By Daniel Hunter

European proposals for the regulation of the commodity markets are inadequate to prevent excessive speculation from contributing to food price spikes, according to a new report released today (Wednesday).

Proposals discussed yesterday by the European parliament’s Economic and Monetary Affairs (ECON) committee rely on a system of ‘position management’ or ‘position checks’ to prevent market manipulation and excessive speculation from distorting commodity prices. But the report, from the World Development Movement, argues that the proposals are doomed to failure and that a system of position limits is essential.

Financial speculation on the commodity markets is fuelling price volatility and contributing to price spikes, increasing food bills for consumers and driving up hunger and poverty.

The report, Back to fundamentals, shows that:

- Position limits are the international norm for regulating the commodity markets.

- Position limits have a track record of success - US markets functioned effectively for most of the twentieth century following their introduction.

- ‘Position management’ approaches lack transparency, introduce conflicts of interest and have a track record of failure. For example, hedge fund Armajaro was able to corner the European cocoa market through the London exchange in 2010, pushing prices to a 33 year high.

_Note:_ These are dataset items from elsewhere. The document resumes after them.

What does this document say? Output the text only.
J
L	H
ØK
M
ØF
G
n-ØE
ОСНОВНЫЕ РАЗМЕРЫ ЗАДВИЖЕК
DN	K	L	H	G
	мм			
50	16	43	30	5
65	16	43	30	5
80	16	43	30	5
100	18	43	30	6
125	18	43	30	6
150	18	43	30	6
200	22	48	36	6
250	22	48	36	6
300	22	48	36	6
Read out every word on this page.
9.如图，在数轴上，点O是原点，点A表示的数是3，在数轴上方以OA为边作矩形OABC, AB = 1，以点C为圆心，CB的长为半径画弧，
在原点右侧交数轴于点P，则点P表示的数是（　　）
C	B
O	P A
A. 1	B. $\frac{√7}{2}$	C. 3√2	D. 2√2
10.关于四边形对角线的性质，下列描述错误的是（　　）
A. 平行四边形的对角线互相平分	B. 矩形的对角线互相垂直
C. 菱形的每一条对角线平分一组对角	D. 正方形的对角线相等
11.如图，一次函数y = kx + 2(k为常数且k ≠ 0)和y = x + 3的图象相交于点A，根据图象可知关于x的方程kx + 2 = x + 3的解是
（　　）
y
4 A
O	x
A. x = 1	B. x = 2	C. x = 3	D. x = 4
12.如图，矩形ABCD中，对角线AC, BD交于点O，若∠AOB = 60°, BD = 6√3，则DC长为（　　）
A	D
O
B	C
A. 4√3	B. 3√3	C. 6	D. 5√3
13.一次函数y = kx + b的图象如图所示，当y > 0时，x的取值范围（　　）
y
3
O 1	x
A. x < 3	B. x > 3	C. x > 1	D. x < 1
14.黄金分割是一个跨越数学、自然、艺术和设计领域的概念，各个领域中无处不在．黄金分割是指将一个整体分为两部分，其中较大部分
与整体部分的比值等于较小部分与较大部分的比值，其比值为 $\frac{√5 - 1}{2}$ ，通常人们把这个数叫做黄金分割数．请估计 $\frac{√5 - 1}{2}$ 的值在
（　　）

For the first time, the report sets out how position limits could be implemented across the European Union, and analyses the current status of proposals for regulation. It finds that attempts by some MEPs to radically weaken the proposed rules puts commodity markets at risk of ongoing volatility.

“European decision makers are at a crossroads in regulation of the commodity markets. They can act in the public interest and demand position limits, or they can give in to pressure from financial lobbyists," Christine Haigh, policy officer at the World Development Movement, said.

“This report shows that, if they follow their current path, money that could be invested in the real economy will instead be gambled in the commodity markets, increasing price volatility and contributing to price spikes that cause hunger and poverty around the world.”